The company I joined has a pretty decent international presence, but unfortunately they have nearly no experience expatriating Americans as they generally import talent.
I would like to gain a bit more info on what to recommend to my employer and how to negotiate the best move. It's not until a few months, but I just don't want to worry about it too late.

I am wondering how things will be over there, for myself and my wife.
I would like to have your opinion about certain things. At the moment I am trying to figure out the following:


1 -- Life:
- How is the cultural life over there?
We are currently living in the inland northwest, and as such it is pretty much a cultural desert compared to what I grew up with in France. Going to a larger city I'm hoping it will be a bit better regarding museums, operas/theater, etc...

- How is the day to day life compared to a large US/European city?

- How is it for women over there? 
I know this is kind of broad, but what I am wondering is that if yourself, or your wife had to change much of her routine when you moved, and if so, what changed.

- Does your spouse works over there?

- How did you and your spouse adapt to the new environment over there and how fast?

- How is public transportation?
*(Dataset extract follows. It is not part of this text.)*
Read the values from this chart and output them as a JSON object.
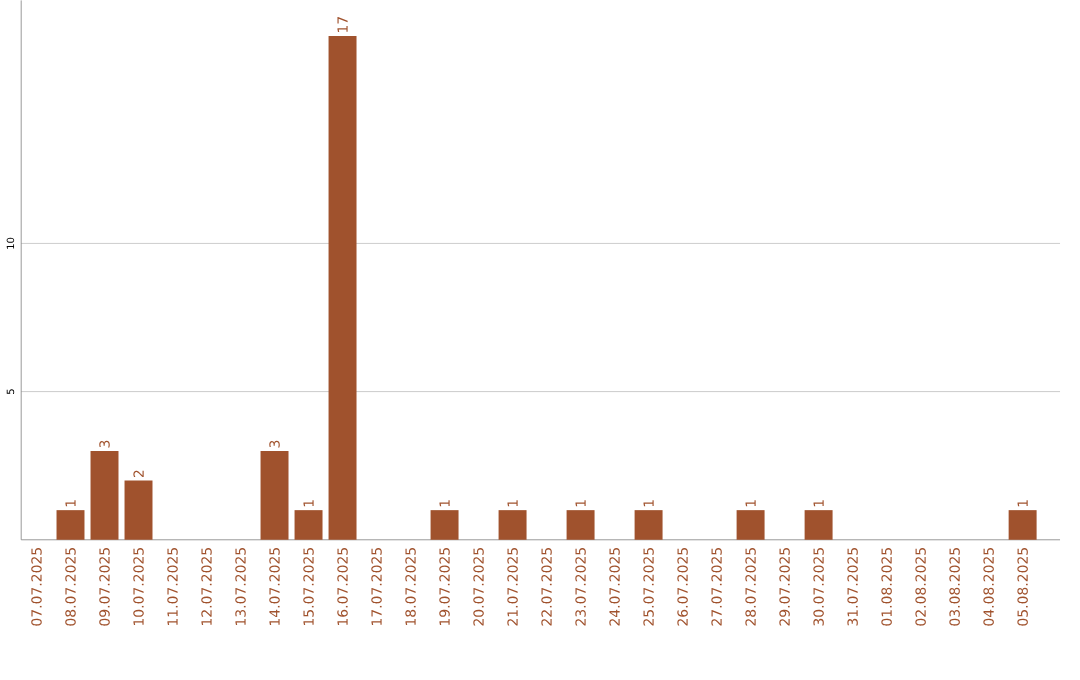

Is it efficient at all, or do you rely mostly on your own car?

- Hobby-wise, what do you do over there after you've visited the town? 
What kind of activities does the town offer?
How expensive do you feel hobbies are compared to where you come from? 

- How is the international community? Do you mostly hang out with people from you own country, or is it a mix? What are your relations with the locals?


2 -- Cost:
- How is the cost of accommodation compared to a US (or a French) city? [or any western part of the world you have lived in]

- How is the cost of food?
I mean how much do you spend eating in for your and your couple/family on average every months?

- How expensive are most of the local restaurants on average?

-How is inflation? I heard that accommodation especially can increase or decrease significantly from a year to another.


3 -- Expat' package
I have read some info about people that posted what their proposed package was on this forum. But the issue is that I can hardly find any information regarding what would be acceptable for someone in my position: in house, from the US, and well under 30 yo.

Currently, between my wife and myself, we make close 140k USD before tax (60 for me, approx’ 80k for her w/ overtime). But our cost of living (accommodation, food, internet, phone, water, electricity, fuel and car insurance for 2 simple cars) is only around 30k. As such, we can save, and knock down our student loans very fast.
Unfortunately she may not be able to work in the UAE for various reasons, and I would then be the only breadwinner.

- I wonder what is the expectable salary for in-house lawyer over there? 
Any idea what it is for lawyers around 1 to 2 years of experience?

- What kind of benefits does your employer provides you for you and your family:
-- housing?
-- school for children? [not planning on kids, but I'd like to know]
-- spousal allowance?
-- car/fuel ?
-- flights home?
-- Any other?
-- How often are your expat benefits updated?

You might have seen this post in the dubai section, and that because until yesterday, I thought that it was where I was going. 
In actuality, it will be Manama.

I'll be very grateful for any info anyone could give me on this topic!
Thanks a lot, and Best!

- E.R.


----------



## wolff909 (Sep 8, 2015)

welcome and good luck!!


----------